I’ve been multitasking in an interesting way. Sort of. I’ve reached a certain point with some computations I am doing that I cannot go beyond by analytic means. This means that I can’t extract the physics I need by doing algebra and other exact manipulations on paper any more. Progress can continue however by using numerical means, employing a computer to solve the highly non-linear equations and extract the juice. There are several steps involved, and ultimately, I want to determine how a certain physical quantity depends on another physical quantity. (I’m sparing you the trouble of knowing what the details of the physical quantities are, since it does not matter for the thing I am trying to tell you. It relates to quantum field theory, gravity, and string theory, which connects the two.)
I can see that dependence quite clearly if I simply plot a graph of one versus the other, and in this case I need the computer to work out what the points on that graph are. I actually don’t know the answer for the cases I really am interested in, nobody does (that’s why it is research!), and so that’s what I want to find. I want lots of points to get a nice smooth graph, so the computer has to compute a lot of points, and I need to run it for a long time since I want it to compute the points very accurately. So I wrote a program (in Maple) to work on the problem, studying just one point initially. That allowed me to delicately find the best paramaters I needed to set up the computer solving a messy non-linear (differential) equation with certain boundary conditions (including one of the physical quantities I am inputting into the system). After a while it finds the solution, giving me the result in a giant set of lists of numbers. Those numbers are then fed into another part of the program that builds another quantity out of them that is then integrated over a certain range, producing one number. That’s the physical quantity that corresponds to that number that went into the boundary conditions of the other problem. This is one point on the graph.

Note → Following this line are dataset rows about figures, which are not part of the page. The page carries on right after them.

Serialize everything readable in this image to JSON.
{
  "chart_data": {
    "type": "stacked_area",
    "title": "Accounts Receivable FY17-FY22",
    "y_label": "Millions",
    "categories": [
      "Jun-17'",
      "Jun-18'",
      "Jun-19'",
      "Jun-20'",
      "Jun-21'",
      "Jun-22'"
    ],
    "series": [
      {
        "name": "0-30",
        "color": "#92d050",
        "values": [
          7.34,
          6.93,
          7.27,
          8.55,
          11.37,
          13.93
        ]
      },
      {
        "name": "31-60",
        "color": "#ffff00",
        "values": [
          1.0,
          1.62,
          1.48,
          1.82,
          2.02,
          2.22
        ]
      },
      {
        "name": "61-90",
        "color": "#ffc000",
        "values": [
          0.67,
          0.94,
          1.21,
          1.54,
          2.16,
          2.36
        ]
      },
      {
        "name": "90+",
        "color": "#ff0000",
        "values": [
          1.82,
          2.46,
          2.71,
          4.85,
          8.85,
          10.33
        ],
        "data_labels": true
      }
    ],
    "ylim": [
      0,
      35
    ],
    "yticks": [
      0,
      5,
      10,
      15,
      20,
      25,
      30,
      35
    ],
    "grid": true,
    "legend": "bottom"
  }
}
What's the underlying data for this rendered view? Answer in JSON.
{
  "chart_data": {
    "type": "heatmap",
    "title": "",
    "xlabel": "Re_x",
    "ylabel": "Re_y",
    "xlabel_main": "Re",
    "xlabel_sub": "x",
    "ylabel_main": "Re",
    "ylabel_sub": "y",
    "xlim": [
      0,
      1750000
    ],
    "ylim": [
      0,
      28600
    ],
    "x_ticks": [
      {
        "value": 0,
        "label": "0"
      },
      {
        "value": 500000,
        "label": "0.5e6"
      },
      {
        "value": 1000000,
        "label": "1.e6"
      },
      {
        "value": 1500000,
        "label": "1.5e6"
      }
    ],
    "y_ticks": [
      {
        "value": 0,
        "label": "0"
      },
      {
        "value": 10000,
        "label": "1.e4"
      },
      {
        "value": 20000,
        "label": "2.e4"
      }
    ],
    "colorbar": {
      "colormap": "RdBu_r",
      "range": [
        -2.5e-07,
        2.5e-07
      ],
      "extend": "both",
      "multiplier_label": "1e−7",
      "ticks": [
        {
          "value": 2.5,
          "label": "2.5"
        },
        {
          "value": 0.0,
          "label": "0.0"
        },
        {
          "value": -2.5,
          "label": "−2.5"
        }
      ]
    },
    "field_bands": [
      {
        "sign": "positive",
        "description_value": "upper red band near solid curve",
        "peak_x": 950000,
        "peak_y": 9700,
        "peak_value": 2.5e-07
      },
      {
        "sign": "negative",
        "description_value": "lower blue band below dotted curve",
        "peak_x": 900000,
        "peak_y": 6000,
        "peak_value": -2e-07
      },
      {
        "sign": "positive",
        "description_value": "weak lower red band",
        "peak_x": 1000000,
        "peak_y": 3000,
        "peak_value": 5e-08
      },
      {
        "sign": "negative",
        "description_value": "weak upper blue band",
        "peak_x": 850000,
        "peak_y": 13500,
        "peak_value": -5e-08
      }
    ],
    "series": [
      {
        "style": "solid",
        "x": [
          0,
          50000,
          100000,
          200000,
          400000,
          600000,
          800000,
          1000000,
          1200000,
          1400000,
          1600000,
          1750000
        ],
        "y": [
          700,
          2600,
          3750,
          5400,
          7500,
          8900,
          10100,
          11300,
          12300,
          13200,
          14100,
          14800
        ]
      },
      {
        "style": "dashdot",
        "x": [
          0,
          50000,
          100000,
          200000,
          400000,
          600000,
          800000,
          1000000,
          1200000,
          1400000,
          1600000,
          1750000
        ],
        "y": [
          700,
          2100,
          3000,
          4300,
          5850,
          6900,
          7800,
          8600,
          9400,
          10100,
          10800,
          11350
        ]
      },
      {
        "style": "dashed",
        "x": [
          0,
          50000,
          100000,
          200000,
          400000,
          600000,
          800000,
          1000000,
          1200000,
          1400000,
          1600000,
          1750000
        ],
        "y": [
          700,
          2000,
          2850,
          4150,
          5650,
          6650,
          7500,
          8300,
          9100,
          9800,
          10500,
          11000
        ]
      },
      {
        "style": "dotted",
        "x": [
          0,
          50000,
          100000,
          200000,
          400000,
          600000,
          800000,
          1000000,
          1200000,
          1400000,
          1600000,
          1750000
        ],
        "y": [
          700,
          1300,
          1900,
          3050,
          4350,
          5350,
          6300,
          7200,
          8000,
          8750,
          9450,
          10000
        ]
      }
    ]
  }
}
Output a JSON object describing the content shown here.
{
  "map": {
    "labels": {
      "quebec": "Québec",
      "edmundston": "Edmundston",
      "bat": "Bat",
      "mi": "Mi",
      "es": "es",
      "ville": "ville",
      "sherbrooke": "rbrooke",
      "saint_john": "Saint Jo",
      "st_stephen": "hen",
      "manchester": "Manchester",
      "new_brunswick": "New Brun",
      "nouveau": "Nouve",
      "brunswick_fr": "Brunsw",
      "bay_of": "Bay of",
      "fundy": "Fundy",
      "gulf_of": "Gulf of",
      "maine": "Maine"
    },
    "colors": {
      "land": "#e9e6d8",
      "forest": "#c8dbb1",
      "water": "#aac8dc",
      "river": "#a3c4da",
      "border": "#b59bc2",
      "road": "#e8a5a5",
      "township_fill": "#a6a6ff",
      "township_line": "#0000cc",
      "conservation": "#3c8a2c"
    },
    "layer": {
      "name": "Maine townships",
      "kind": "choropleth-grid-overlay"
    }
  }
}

I’ve now written a larger program that embeds the above operation in a loop that simply keeps doing the same operation for several different values of the input parameter, building up a table of results that then at the end gets plotted on a graph. I’ve built in operations for generating the graph and everything, and I’ve tested the program. So of course, I’ve got to test the whole thing on a known problem. I want to benchmark it, as it were, using a version of the problem for which I know the answer. It turns out that this known version has as a result that the dependence that results is simply a straight line. So I’ve set the program running, at full desired accuracy, on this known problem that I’ve already solved fully by hand. The slope of the line should come out right, as well as that it is a straight line, and not some other shape. (This is not a total waste of time – in addition to checking that my program is running correctly, the numbers from this will be useful as a reference for the new situations I want to explore which will have this case sort of lurking in the background. I’ll be able to subtract these numbers off from those results to see the new physics.)
I’ve asked the computer to compute 50 points, and I set it going yesterday evening. Every time it finishes a cycle of the loop I can see when it is done since it dumps data to a file and I can see that the file is updated. From this I can see that it is taking roughly an hour for each point! (I may have overdone the accuracy a bit, but the non-linear diffy is very delicate for Maple to handle, it seems) So this is what I mean by a very long straight line, in the title. Long in time, not space. I check in every hour from other tasks (building a wall in the garden, household tasks of various sorts, preparation for class tomorrow, maybe a little drawing later) to see how it is doing, and kick myself for not setting it to draw the graph-in-progress as it goes along (the example above left is a sample from an earlier test). So I simply have to wait until the end to see the final result.
(A technical note for those of you who might find it interesting. I’ve been doing all this on my work computer, which is faster than my computer at home. I’ve found it very convenient to use the program called Teamviewer, which allows me to open up a screen on my laptop (and ipad) which is in fact the entire desktop of my computer in my office. I can then do things like operate Maple with the full user interface as though I am right there at the desk. It works very well, and is a good substitute for the usual Unix remote displaying of X windows, which does not work here since Maple is not using X.)
I hope that in the morning some time I have the results. I can’t wait to plug in the cases I actually want the answers to!